Warning: Do not execute the code block below!!

x = 0

while x != 10:
    x = x + 3
print("Done")

The loop above is intended to end after a few iterations when the value of x is equal to 10. However, closer inspection reveals that the value of x will never be equal to 10. After the first iteration x is equal to 3, then 6,9,12,15 and so on… but never 10. This loop will run forever because the termination condition is never met (x != 10 never produces a False)!! If you choose to use a while loop, triple check your termination condition to make sure you haven’t made a mental error. Avoiding the use of != or == in your termination condition will help too. Use <= or >= instead.

To Do:

  1. Modify the termination condition in the loop above so that it terminates when x gets larger than 15.
  2. Run the code and verify that you did it correct.

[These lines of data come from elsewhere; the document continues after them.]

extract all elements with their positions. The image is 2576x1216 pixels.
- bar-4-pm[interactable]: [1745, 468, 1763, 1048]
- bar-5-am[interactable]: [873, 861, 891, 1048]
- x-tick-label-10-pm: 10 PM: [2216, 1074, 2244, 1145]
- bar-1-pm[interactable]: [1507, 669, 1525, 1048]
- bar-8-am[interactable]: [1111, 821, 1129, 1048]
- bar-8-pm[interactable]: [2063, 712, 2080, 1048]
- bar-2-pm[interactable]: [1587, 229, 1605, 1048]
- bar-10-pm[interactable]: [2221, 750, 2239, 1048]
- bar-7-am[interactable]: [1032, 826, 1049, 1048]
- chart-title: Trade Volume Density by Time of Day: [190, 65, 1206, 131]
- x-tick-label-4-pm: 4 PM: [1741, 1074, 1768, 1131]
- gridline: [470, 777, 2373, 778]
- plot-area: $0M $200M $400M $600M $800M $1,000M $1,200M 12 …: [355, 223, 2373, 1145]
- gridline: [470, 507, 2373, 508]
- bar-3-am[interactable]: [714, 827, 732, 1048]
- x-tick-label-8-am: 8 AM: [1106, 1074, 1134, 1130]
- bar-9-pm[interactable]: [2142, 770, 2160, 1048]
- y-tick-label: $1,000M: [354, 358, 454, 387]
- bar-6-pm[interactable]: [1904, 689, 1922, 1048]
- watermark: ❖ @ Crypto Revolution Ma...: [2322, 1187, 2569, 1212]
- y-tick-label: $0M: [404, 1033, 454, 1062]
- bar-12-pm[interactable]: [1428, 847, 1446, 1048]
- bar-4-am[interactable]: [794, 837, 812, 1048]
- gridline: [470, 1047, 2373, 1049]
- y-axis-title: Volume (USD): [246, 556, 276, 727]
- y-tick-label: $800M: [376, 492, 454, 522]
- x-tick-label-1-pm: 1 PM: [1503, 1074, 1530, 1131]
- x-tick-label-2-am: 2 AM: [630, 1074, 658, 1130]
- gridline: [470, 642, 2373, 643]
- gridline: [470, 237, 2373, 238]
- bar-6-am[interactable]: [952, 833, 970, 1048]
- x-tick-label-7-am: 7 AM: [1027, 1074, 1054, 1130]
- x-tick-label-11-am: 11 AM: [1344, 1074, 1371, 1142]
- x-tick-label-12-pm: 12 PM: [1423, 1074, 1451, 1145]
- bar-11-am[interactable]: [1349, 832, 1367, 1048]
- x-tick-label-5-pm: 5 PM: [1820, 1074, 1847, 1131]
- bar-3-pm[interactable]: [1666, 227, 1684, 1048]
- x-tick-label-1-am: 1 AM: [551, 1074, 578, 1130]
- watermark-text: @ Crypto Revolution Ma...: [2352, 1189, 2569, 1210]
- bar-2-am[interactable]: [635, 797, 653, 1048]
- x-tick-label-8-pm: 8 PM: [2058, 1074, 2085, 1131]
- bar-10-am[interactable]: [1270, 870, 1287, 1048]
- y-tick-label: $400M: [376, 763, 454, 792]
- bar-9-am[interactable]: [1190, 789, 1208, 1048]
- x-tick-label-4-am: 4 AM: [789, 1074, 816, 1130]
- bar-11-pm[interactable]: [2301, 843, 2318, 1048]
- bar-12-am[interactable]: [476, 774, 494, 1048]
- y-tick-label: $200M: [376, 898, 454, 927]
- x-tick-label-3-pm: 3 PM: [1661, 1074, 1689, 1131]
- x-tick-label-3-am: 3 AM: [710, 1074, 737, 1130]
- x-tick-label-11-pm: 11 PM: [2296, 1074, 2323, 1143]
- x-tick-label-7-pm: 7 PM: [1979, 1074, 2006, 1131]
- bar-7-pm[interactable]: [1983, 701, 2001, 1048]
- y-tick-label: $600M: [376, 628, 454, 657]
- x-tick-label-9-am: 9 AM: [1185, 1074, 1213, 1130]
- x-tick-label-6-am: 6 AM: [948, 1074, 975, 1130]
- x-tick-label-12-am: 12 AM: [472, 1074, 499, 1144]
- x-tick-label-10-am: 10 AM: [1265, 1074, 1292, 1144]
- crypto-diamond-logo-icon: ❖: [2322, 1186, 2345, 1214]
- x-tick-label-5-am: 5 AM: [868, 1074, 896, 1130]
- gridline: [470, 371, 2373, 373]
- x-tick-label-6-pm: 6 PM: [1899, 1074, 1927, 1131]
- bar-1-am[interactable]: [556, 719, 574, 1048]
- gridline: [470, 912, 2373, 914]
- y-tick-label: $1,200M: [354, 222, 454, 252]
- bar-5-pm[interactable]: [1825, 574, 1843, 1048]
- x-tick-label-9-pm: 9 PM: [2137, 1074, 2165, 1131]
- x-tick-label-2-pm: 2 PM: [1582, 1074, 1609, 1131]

7.3 continue, break, and pass Commands

The continue, break, and pass commands are used to control the flow of code execution in loops. Here is a description of their usage:

Operator Description
break Exits a for/while loop.
continue Skips the remaining loop block and begins the next iteration.
pass No action; code contiues on

The break statement is useful when you want to completely stop a loop early. Here is our sum loop rewritten with a break statement added to stop the loop after 1000 iterations.

term = 1  # Load the first term in the sum
s = term  # Initialize the sum
n = 1     # Set a counter
while term > 1e-10:  # Loop while term is bigger than 1e-10
    n +=  1        #Add 1 to n so that it will count: 2,3,4,5
    term = 1./n**2    # Calculate the next term to add
    s += term     # Add 1/n^2 to the running total
    if n > 1000:
        print('This is taking too long. I''m outta here...')
        break
This is taking too long. Im outta here...

The continue statement is similar to break except that instead of stopping the loop, it only stops the current iteration of the loop. All code below the continue statement will be skipped and the next iteration will begin. For example, if you wanted to do the sum from equation ?? but only include those terms for which n is a multiple of 3, it could be done like this:

term = 1  # Load the first term in the sum
s = term  # Initialize the sum
n = 1     # Set a counter
while term > 1e-10:  # Loop while term is bigger than 1e-10
    n +=  1        #Add 1 to n so that it will count: 2,3,4,5
    if n % 3 != 0:
        continue
    term = 1./n**2    # Calculate the next term to add
    s += term     # Add 1/n^2 to the running total

Now, when the value of n is not a multiple of 3, the sum will not be updated and the associated terms are effectively skipped.

Finally, the pass statement does nothing. Seriously!! It is merely a place holder for code that has not bee written yet. Usually, you’ll use the pass statement to run and test code without errors due to missing code.